Wednesday, April 26, 2017


Coming in at number 66 on our 1967 song countdown is the one major hit for folk-rocker Scott McKenzie, an artist who probably would have had a much bigger career were it not for one ill-timed decision.

A childhood and lifelong friend of John Philips, he and Philips spent most of the early years of their musical career figuratively teethered at the hip...starting two significant east coast market bands in the doo-wap oriented Smoochies, and later the folk-rock act The Journeymen, who recorded three albums and several singles in the early sixties.

But with the rapid stylistic changes that came with the British Invasion, The Journeymen disbanded, and McKenzie choose at that moment to finally pursue a solo career rather than head out west and accept Philips' invitation to join him on the lineup of a fledgling west coast act  - The Mamas And The Papas.

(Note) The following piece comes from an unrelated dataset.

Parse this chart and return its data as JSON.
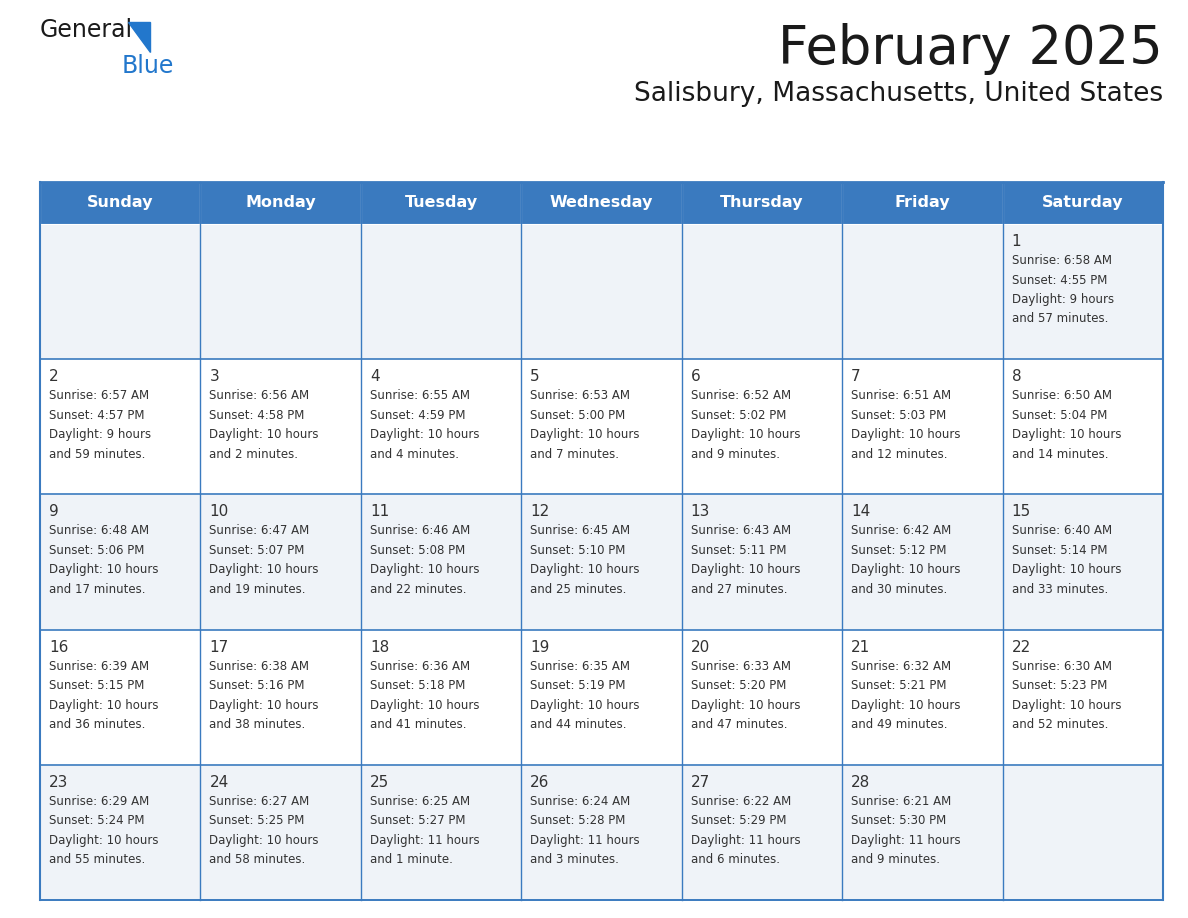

Needless to say, at least career wise, things panned out better for Philips than they did for McKenzie,
but despite his sudden success, Philips never forgot his friend, and in 1967 wrote and co-produced McKenzie's one monster hit - San Francisco (Be Sure To Wear Flowers In Your Hair) - the Summer Of Love's definitive anthem.

Peaking at #4 on the US charts, and #1 overseas, San Francisco would ultimately land the #48 spot on Billboard's year end Hot 100 and sell over seven million copies, and is attributed as a genuine motivating factor in the rush of teens and young adults who descended upon San Francisco in the summer of 1967.

McKenzie would go on to have the occaissional minor follow-up success as either a perform or songwriter for others, and spent a good chunk of time in the eighties and nineties touring with a reformed version of The Mamas And The Papas, but never came close to achieveing the rampant success of San Francisco again.